Postmodern kültür yazı yöntemi olarak metinlerarasılığı seçerek merkezsiz, odak noktası olmayan, dağınık ve ağ şekline benzeyen bir yazınsallığı gündeme getirmektedir.

Evrensel, kapsayıcı, aşkın ve kuşatıcı modern anlatı ve onun ifadesi postmodernizm ile birlikte kopuk, parçalı bir gerçekliğin ifadesidir. Melez, hibrit bir anlatı türü artık direksiyondadır. Düşüncede, sanatta saflık, özgüllük, kendine has olma artık geçmişte kalmıştır ve ortaya çıkan yeni manzara kendisini “çoğulluk” üzerinden savunmakta, meşru zemin aramaktadır. Yazında kuralsızlık kural haline gelmiş, sanatçı “özgürleşmiş”, sanat herşeyi konusu haline getirebilecek ölçüde genişlemiştir. Postmodern kültür kaotik bir atmosfer oluşturmuş, her ölçüt ortadan kalmış, estetik ölçütler ve değerler iç içe geçmiştir.

Ricard Ripoll (2002)’e göre yazarlar parçalı yazıları tercih ederler çünkü

“Büyük yapılar oluşturma zorunluluğu duymadan yazıya başlamak ve bitirmek, yalnızca başlamak ve başlananı bir an önce bitirmek, ilk sözü söylemenin, bir klişeye dönüşmeden önce ilk imgeleri yaratmanın verdiği tada kendini bırakmak, tekil bir ben yaratma zorunluluğundan kendini kurtarmak, dünyanın bütüncül bir gösterimini sunmak ilkesini sarsmak, katı kurallarla belirlenmiş, düzgülenmiş yazınsal türleri parçalamak; parça yazının gerisinde yazarın kendi kimliğini gizlemesi, görünümler karşısında yazarın tam bir özgürlükten yararlanması, farklı iklimleri karıştırarak yeni, ülküsel bir dünya yaratması, çizgisel bir söyleme yazarın karşı çıkması, bir çokseslilik alanı yaratması” (akt. Aktulum, 2008: 4).

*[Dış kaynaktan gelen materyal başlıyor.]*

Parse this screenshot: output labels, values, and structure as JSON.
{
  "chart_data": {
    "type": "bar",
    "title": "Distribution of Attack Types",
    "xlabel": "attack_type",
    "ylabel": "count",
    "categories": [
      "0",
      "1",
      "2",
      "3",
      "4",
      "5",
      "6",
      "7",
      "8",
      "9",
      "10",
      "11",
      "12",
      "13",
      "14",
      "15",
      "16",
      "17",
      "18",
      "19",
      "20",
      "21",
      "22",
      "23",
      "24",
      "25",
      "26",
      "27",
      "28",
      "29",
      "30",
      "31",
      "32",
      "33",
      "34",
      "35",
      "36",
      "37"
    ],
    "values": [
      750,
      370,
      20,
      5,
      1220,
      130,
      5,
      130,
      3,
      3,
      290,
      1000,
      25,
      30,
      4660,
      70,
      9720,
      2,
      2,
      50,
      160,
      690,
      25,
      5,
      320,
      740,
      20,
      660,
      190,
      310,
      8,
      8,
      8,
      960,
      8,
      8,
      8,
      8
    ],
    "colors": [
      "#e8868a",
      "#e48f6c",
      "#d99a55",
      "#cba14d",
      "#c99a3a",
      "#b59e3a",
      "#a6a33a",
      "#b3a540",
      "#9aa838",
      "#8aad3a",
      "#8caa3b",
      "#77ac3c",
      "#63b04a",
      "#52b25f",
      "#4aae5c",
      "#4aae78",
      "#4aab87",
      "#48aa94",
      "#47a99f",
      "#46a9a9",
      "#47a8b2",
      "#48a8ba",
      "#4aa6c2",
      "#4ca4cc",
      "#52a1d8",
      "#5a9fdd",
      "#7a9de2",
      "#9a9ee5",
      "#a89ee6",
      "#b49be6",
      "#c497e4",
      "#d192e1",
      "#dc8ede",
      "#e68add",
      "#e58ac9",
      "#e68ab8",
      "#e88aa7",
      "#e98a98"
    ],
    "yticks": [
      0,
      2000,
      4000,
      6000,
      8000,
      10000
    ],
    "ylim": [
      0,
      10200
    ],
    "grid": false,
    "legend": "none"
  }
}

postmodern bir anlayışa daha uygundur. Postmodern sanatta yapıt, bütünlük ve türsellik krizi yaşanmaktadır ancak moderniteye içkin özne krizi de burada varlığını devam ettirmektedir. Eserine tümüyle hakim sanatçının konumu, tanrısallığı dağılmış, odaktan uzaklaşmış ve kendi ötekiliğini keşfetmeye çalışmaktadır.

Parçalı yazı kullanımı, belirsizlikle, ayrışıklıkla, düzensizlikle, karmaşıklıkla, çokseslilikle belirlenen, bilincin çizgisel işleyişinin parçalandığı, bütünlük, dizge düşüncelerinin yok edildiği, ayrışıklığın, parçalılığın başköşeye oturtulduğu günümüz koşullarının simgesel bir anlatımı durumuna getirilmiştir (Aktulum, 2008: 5).

Tarih boyunca bilmenin çeşitli biçimleri ortaya konulmuş ve yaşam ihtiyaçları bu alandan sağlanmaya çalışılmıştır. Halen dünya üzerinde farklı kültür odakları ve bunların epistemolojilerine dayanan bilgi üretme biçimleri vardır. Günümüzde dünyanın domine edici kültür odağı olan Batı medeniyetinin içinde bulunduğu kültür ortamını postmodernizm olarak tanımlıyoruz. Postmodern çağda bilgiyi üreten kurumlar üniversitelerdir ve üniversiteler bilimsel bilgi üretirler. Bilimler de anlamayı parçalı hale getirirler. Özellikle kuantum fiziğinin gelişimi ile gerçekliğin düzensizliği, karmaşıklığı ve maddenin süreksizliği ortaya çıkar. Modern akla mündemiç olan belirginliğin karşısına, kayganlık ve öngörülemezlik ile “belirsizlik” kavramı çıkar. Düzensizlik kavramı “parçalılık geometrisi”, “felaket kuramı”, “kelebek etkisi” gibi görüşlerin ortaya çıkmasıyla daha berrak bir görünüme kavuşmuş, sunduğu çözümleme alanlarıyla gerçeğin tasavvurunu kendi perspektifinden sunmuştur. Bu durumda parçalanan algılanan gerçekliğin kendisi olmuştur. Odak ortadan kalkmış, bütünlük dağılmış, zaman parçalanmış, olay örgüsü kopmuş, uzam flulaşmıştır. Çizgisel bütünlüğe

sahipken parçalanan yazı da modernlikle katı sınırlara hapsedilen aklın, öznenin özgürleşmesinin bir aracı, yeniliğe giden yolun kendisidir (Aktulum, 2008: 5-6).

Bugün postmodern olarak adlandırdığımız süreksiz, parçalı, kopuk bir yazı mesajın almış veya almakta olduğu biçimin büyük plandaki görünümüdür, yansımasıdır. Süreksiz, parçalı ve kopuk bir yazı ya da içerik bağlamsız, bağsız, geçmişsiz ve gelecekle de bağ kurma konusunda kısırdır. Özgürlük ve özgünlük adına, yenilik arayışı içerisinde olan özne uzun uğraşılardan, çözümlemelerden hazzetmemektedir. Kuralsızlığı ve kendisi gibi olmayı, kendi kurallarını koymayı öncelemektedir. Artık parçalı, süreksiz ve kopuk olan mesaj, bilgi, içerik kendi içerisinde bir uzlaşım sağlamış görünmektedir. Birbirine eklenerek genişleyebilen, yayılabilen, belli parçalarını yenileyip belli zaman ve durumlarda by-passlara açık bir görünüm sergilemektedir.